Business as usual can’t be the mantra, especially in this ever changing marketplace. Sometimes a small business needs some tweaking and that’s where rebranding comes in.
Whether it’s a rebranding of the company’s name or logo, the addition of a new product or service or an effort to boost sales, when done right it can help you gain a competitive edge or grow a stagnant enterprise.
“Whether it's Coke, McDonalds or paper towels -advertisers must keep up with trends, events and marketplace in order to retain past clients and gain new ones,” says author and small business expert Greg Reid. “It can be as simple as a fresh jingle, design, or social media, knowing that you don't always need to change the wheel, but simply install a new hubcap.”
According to rebranding experts, before you jump into a new marketing initiative you need to weigh the costs and benefits. Rebranding doesn’t happen overnight and requires a lot of effort and commitment. It also isn’t something void of risks. For instance, companies with longer histories risk hurting their established brand during the process, which can be lengthy.
Success isn’t a given when rebranding. But the biggest mistake companies of all sizes can make is waiting until it’s too late to rebrand. BlackBerry, MySpace and Palm Pilot are just three examples of companies that did just that. As a result, these once icons “went from marketplace dominance to a question in Trivia Pursuit,” says Reid.

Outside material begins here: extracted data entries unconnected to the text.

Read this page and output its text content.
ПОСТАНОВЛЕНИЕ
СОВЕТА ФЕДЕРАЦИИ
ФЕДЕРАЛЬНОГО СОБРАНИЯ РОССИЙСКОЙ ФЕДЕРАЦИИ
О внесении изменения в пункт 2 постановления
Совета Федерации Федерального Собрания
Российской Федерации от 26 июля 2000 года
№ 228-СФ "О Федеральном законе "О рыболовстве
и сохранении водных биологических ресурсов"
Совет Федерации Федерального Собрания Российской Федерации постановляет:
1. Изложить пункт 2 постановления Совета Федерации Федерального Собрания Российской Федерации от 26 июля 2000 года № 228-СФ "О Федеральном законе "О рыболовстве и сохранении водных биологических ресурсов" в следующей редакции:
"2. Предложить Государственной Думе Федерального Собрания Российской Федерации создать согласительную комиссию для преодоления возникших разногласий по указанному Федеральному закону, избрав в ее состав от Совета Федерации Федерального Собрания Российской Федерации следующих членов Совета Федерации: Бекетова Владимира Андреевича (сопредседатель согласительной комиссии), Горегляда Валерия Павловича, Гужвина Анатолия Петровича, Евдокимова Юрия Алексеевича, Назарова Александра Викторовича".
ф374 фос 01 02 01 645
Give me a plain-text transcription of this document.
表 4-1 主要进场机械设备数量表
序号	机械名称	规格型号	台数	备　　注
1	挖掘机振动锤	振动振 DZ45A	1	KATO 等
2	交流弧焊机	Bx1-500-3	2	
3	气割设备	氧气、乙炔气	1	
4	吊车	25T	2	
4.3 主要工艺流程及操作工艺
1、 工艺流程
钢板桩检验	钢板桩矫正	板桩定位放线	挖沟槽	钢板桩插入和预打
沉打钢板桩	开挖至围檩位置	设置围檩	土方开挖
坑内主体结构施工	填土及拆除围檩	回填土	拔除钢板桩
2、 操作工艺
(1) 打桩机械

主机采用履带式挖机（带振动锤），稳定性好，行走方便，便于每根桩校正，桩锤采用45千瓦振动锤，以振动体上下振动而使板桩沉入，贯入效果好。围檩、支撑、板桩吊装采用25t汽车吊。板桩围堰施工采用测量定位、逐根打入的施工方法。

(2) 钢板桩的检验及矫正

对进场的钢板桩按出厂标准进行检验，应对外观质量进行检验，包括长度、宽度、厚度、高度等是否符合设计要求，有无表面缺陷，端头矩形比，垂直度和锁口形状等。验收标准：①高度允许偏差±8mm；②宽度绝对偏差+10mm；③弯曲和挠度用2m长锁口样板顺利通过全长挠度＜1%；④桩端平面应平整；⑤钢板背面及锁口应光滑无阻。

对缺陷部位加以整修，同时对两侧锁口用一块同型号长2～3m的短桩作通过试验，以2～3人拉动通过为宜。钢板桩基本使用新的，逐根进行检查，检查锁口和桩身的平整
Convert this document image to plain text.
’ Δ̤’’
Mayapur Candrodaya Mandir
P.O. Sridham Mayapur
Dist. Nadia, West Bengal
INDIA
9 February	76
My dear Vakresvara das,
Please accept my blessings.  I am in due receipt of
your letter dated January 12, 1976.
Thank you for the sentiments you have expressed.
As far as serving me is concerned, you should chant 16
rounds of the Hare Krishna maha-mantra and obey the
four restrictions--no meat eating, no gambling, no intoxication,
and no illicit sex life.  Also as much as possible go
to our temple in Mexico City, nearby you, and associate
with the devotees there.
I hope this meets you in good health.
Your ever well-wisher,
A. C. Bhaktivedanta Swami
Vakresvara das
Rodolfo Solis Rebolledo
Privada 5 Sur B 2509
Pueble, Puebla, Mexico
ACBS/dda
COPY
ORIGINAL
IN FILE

The costs associated with rebranding can be high, considering you’ll need to promote your new brand. The Internet can help with that.
Dario Ambrosini, chief marketing officer at Manta, says you can save money by tapping people with influence in your industry to build awareness of your brand. That could mean targeting a well-followed blogger or firing up someone of influence on Twitter.
Social media followers can also help. Manta says to ask them to spread the word about the new brand.
“It could be as simple as a sweepstakes that awards @mentions, or a coupon for every person that likes a branded post,” says Ambrosini.
Keeping your existing customers in the loop during the rebranding is also important, and can actually increase loyalty. Nina Brakel-Schutt, resident branding expert for Widen Enterprises, says to talk to customers about the name and logo you are considering for the brand and get their feedback. It’s not only a way to engage them, but it’s a free way to get them to understand what’s going on.
“Don’t wait until everything is done to unveil,” says Brakel-Schutt. “There’s no better way to start telling your story than by bringing people into the mix early on.”
Since most customers do their research online, you are going to want to make sure your rebranding efforts are seen on the Internet. One way to do that on the cheap is to engage in cross promotions with other small businesses. According to Reid, create a catchy banner ad and then find similar companies to cross promote with.
“You post their banner on your site and they post yours on theirs,” says Reid. “Instantly you have doubled your reach with zero out of pocket expense.”
The worst thing you want to do is adopt a shotgun approach to getting the word out. Ambrosin of Manta says to see where you’re brand gets the most attention online and focus your efforts there first. It’s not worth spending a ton to create rebranding videos for YouTube if none of your customers hang out there.
When it comes to rebranding, you have to take a gradual approach. Gene Marks, founder of The Marks Group, a customer relationship management company, has gone through a few rebrandings over the past twenty years and learned slow and steady wins the race. You can’t wake up one day and decide you are no longer selling X but now Y and Z.
Marks says you need to find a balance between the old and the new or you’ll risk hurting business with your existing customers. Taking the gradual approach will also help you adapt to changes as you go through the rebranding. You may think your new idea is brilliant, but if it doesn’t resonate with customers you don’t want to have thrown too much money and resources down the drain.
“Overhauling is a sign of weakness or failure. I failed at this and now I’m trying to be that,” says Marks. “It should be more gradual. I’m still this specialist but now I also provide this.”